There is something about my relationship to them, their relationship to each other, as well as our relationship to the environment that feels wonderful and mysterious. This picture has always felt resolved, yet unresolved, with everything in the right place, everything in order, but even though all is well, nothing is answered. More questions are raised, and more issues unresolved.

I think the two figures lead you into this place. They are attractive, slightly sexy, and timeless. They appear to some as if from “The Last Year at Marienbad.” This picture, like many of the outdoor pictures I shoot, is made in a space that feel like an exterior room. I’ve often been told that my exteriors feel like interiors. I think this is correct. I think people do experience my exteriors as an interior spaces. I will explain why this is the case…

For most photographers, placing someone in front of something whether an icon or simply some exterior, unconsidered location is their idea of a portrait etc. This is not mine. The purpose of this picture, and many other of my images, is to know how to fit people into their environment, rather than haphazardly placing them in front of it. Having the figures within the space rather than in front of it, makes all the difference. You can tell how I feel about them from how I have placed them in their world. They are in it, not apart from it, yet it is still incomplete and begs you to inquire about their story.

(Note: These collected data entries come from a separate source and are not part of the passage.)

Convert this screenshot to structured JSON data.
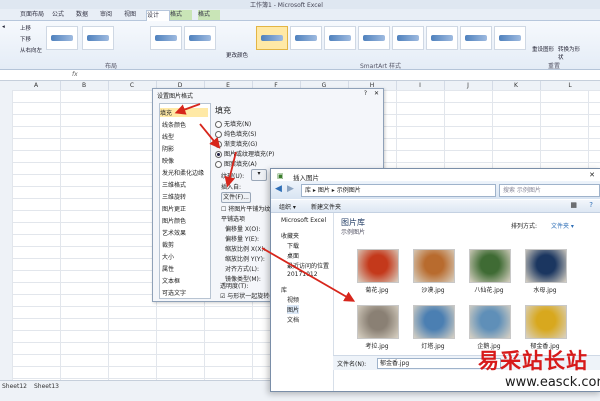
{
  "window": {
    "title": "工作簿1 - Microsoft Excel"
  },
  "tabs": [
    "页面布局",
    "公式",
    "数据",
    "审阅",
    "视图",
    "设计",
    "格式",
    "格式"
  ],
  "ribbon": {
    "left_buttons": [
      "上移",
      "下移",
      "从右向左"
    ],
    "groups": [
      "布局",
      "SmartArt 样式",
      "重置"
    ],
    "change_colors": "更改颜色",
    "reset_graphic": "重设图形",
    "convert": "转换为形状"
  },
  "sheet": {
    "columns": [
      "A",
      "B",
      "C",
      "D",
      "E",
      "F",
      "G",
      "H",
      "I",
      "J",
      "K",
      "L"
    ],
    "tabs": [
      "Sheet12",
      "Sheet13"
    ]
  },
  "format_dialog": {
    "title": "设置图片格式",
    "nav": [
      "填充",
      "线条颜色",
      "线型",
      "阴影",
      "映像",
      "发光和柔化边缘",
      "三维格式",
      "三维旋转",
      "图片更正",
      "图片颜色",
      "艺术效果",
      "裁剪",
      "大小",
      "属性",
      "文本框",
      "可选文字"
    ],
    "section": "填充",
    "options": [
      "无填充(N)",
      "纯色填充(S)",
      "渐变填充(G)",
      "图片或纹理填充(P)",
      "图案填充(A)"
    ],
    "texture_label": "纹理(U):",
    "insert_label": "插入自:",
    "file_button": "文件(F)...",
    "tile_check": "将图片平铺为纹理(I)",
    "tile_options": "平铺选项",
    "offset_x": "偏移量 X(O):",
    "offset_y": "偏移量 Y(E):",
    "scale_x": "缩放比例 X(X):",
    "scale_y": "缩放比例 Y(Y):",
    "align": "对齐方式(L):",
    "mirror": "镜像类型(M):",
    "transparency": "透明度(T):",
    "rotate_check": "与形状一起旋转(W)"
  },
  "insert_dialog": {
    "title": "插入图片",
    "breadcrumb": [
      "库",
      "图片",
      "示例图片"
    ],
    "search_placeholder": "搜索 示例图片",
    "toolbar": [
      "组织 ▾",
      "新建文件夹"
    ],
    "nav": [
      "Microsoft Excel",
      "收藏夹",
      "下载",
      "桌面",
      "最近访问的位置",
      "20171012",
      "库",
      "视频",
      "图片",
      "文档"
    ],
    "library_title": "图片库",
    "library_sub": "示例图片",
    "arrange_label": "排列方式:",
    "arrange_value": "文件夹 ▾",
    "pictures": [
      {
        "name": "菊花.jpg",
        "color": "#c4391b"
      },
      {
        "name": "沙漠.jpg",
        "color": "#b86b2e"
      },
      {
        "name": "八仙花.jpg",
        "color": "#3f6b34"
      },
      {
        "name": "水母.jpg",
        "color": "#1b3660"
      },
      {
        "name": "考拉.jpg",
        "color": "#8a8074"
      },
      {
        "name": "灯塔.jpg",
        "color": "#4b7fb2"
      },
      {
        "name": "企鹅.jpg",
        "color": "#5f8fb8"
      },
      {
        "name": "郁金香.jpg",
        "color": "#d8a81e"
      }
    ],
    "filename_label": "文件名(N):",
    "filename_value": "郁金香.jpg"
  },
  "watermark": {
    "text": "易采站长站",
    "url": "www.easck.com"
  },
  "colors": {
    "accent": "#ffe9a6",
    "arrow": "#d7261c"
  }
}
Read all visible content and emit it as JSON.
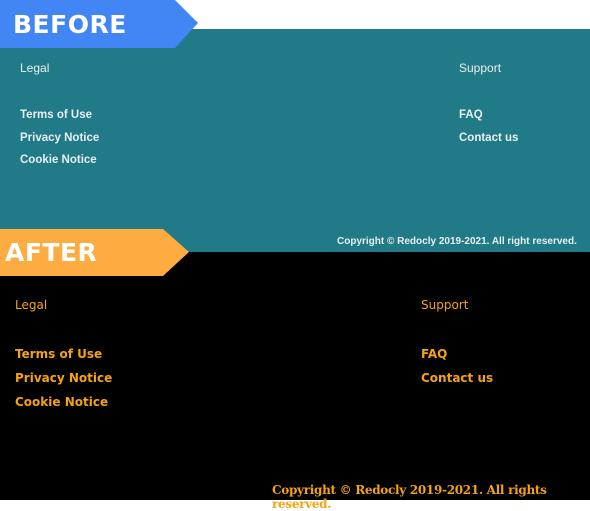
{
  "before": {
    "banner_label": "BEFORE",
    "legal": {
      "heading": "Legal",
      "links": [
        "Terms of Use",
        "Privacy Notice",
        "Cookie Notice"
      ]
    },
    "support": {
      "heading": "Support",
      "links": [
        "FAQ",
        "Contact us"
      ]
    },
    "copyright": "Copyright © Redocly 2019-2021. All right reserved.",
    "colors": {
      "banner": "#4285f4",
      "background": "#217a87",
      "text": "#e8f0f1"
    }
  },
  "after": {
    "banner_label": "AFTER",
    "legal": {
      "heading": "Legal",
      "links": [
        "Terms of Use",
        "Privacy Notice",
        "Cookie Notice"
      ]
    },
    "support": {
      "heading": "Support",
      "links": [
        "FAQ",
        "Contact us"
      ]
    },
    "copyright": "Copyright © Redocly 2019-2021. All rights reserved.",
    "colors": {
      "banner": "#fdac41",
      "background": "#000000",
      "text": "#f5a30f"
    }
  }
}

Photographers must learn about themselves so they can learn to properly fit their subjects and themselves into a world they may fear or may not know. It is not my intention to stand outside or apart from life as a sociologist might, recording and viewing the world but not participating in it. Although in the non-photographic parts of my life, I do. I am always on the search, almost a quest for a certain place where I can be one. I think this appears in my photographs. The locations, as much as the pictures, tell of my yearnings for resolution both within the world and within myself.

As we end this year I keep wondering how I will fit into this brave new world. Am I in the right place at the wrong time? Or do I offer an entry, a vision, to a slightly more attractive and nicer place you may have forgotten exists where I can enter the world both as I see it and as I want the world to be.